Форма жизни | страница 19



Дагмар всегда слыл отличным хозяином. Почти никто жаловался на условия работы в корпорации, даже коматозники.

Эвтаназия — это ласковая смерть, думал Дагмар, и служители её должны быть довольны своим выбором.

Как глава корпорации, он обязан был посетить все основные уровни башни, наведаться и к простым механикам, и в лаборатории.

Он жмурился от яркой люминесценции, скользил по призрачно-белым кафельным залам в сопровождении пары секьюрити-зомби, и улыбался. Просто ничего другого не оставалось.

Продемонстрировать слабость и страх недопустимо — глава самой могущественной и самой страшной корпорации на этой планете не имеет права даже на брезгливую гримасу при виде очередного распятого на прозекторском столе трупа, на мимолетную жалость к захлебывающемуся предсмертной рвотой коматознику или к мольбам родных очередного несчастного, продавшего душу за тридцать серебряников… то есть, тридцать тысяч кредитов.

«Это всего лишь бизнес, Эрих», вспомнил Дагмар.


Лет пятнадцать назад…

Дождь, промозглый вечер где-то на нижних уровнях.

Они сидят в грязной забегаловке. Выражение лица Эриха невозможно прочитать: глаза пустые, вроде бы сегодня серые, хотя они меняют цвет в зависимости от освещения и даже эмоций своего хозяина от зеленого до голубого, но сейчас они прозрачно-серые. Эрих монотонно рассказывает о своем сенсационном открытии. Пара уколов вводят человека в состояние клинической смерти на сколь угодно долгий срок, и при этом биологической смерти не наступает.

Впрочем, это ерунда, добавляет Эрих, и худое до изможденности лицо в обрамлении соломенных волос приобретает иное выражение. Может, такое было у Дарвина, когда он завершил свою теорию, раз и навсегда перечеркнувшую имена всех богов.

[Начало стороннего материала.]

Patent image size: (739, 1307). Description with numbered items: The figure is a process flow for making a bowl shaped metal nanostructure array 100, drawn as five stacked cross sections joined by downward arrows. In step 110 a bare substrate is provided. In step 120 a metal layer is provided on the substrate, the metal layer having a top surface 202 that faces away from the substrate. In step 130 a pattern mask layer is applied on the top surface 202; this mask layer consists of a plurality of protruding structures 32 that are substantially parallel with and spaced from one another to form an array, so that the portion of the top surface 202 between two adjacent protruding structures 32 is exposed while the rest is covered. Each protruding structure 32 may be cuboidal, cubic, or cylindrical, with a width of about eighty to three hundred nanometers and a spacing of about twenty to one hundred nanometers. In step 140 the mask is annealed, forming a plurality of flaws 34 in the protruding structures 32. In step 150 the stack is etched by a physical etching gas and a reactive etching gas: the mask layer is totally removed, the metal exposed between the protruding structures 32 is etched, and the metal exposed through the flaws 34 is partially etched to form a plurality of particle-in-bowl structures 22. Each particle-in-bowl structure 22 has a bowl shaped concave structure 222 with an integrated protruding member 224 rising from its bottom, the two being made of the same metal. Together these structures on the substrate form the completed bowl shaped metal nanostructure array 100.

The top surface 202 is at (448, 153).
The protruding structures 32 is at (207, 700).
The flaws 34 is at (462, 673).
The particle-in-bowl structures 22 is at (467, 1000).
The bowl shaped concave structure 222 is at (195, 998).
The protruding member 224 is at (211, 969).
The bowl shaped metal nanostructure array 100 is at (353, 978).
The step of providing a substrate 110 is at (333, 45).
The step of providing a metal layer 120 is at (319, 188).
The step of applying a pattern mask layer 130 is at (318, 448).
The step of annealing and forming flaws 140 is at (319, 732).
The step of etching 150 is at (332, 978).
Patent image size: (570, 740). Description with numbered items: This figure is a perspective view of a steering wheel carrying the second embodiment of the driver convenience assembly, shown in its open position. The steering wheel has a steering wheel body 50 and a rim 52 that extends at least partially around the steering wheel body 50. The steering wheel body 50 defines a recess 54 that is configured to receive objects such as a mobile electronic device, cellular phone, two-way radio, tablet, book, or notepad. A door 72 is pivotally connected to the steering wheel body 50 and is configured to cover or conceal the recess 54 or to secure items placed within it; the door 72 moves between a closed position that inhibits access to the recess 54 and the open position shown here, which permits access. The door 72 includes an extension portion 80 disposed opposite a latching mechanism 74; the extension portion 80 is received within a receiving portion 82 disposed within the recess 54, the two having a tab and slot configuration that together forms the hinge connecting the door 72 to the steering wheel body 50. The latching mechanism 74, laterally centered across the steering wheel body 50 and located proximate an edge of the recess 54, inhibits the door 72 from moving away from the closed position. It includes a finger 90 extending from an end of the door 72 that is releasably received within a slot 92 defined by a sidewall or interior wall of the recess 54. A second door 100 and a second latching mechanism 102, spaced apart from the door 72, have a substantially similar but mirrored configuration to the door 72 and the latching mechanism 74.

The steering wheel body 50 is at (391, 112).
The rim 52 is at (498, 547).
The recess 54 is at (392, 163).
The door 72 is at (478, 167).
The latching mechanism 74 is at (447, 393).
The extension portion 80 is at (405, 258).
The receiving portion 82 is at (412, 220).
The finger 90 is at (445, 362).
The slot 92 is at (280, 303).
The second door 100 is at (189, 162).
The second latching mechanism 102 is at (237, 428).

Дагмар ёрзает на стуле. Эрих безумец, но и гений — и если у него такое лицо, это значит, он должен сообщить что-то действительно важное.

— Я наконец-то закончил… У меня получилось. Я смог! Я создал его, Даг. Ты представляешь? Он способен двигаться быстрее живого человека, его координации могла бы позавидовать кошка, ты бы видел, какой он грациозный! И у него полностью сохранился прижизненный разум, личность — всё.

— Вот что хуже всего в смерти? — рассуждал Эрих дальше. — Неподвижность, неспособность мыслить. Мыслить — значит существовать. Какая разница, бьётся ли у тебя сердце?

Дагмар слышал что-то об эксперименте друга, но никогда толком не мог вникнуть. Чем так восхищается Эрих? Неужели трупом? О дьявол, они насмотрелись гниющего мяса на войне. Хорошо ещё, что самого Дагмара взяли только связистом, но трупы он тоже повидал. И попытался сейчас представить «грациозный» труп. Да ещё и мыслящий, как при жизни. Тело безобразно вспухло, лоснится чёрно-синим, кое-где лопнуло, точится гноем, но ему наплевать на гной и рои мух.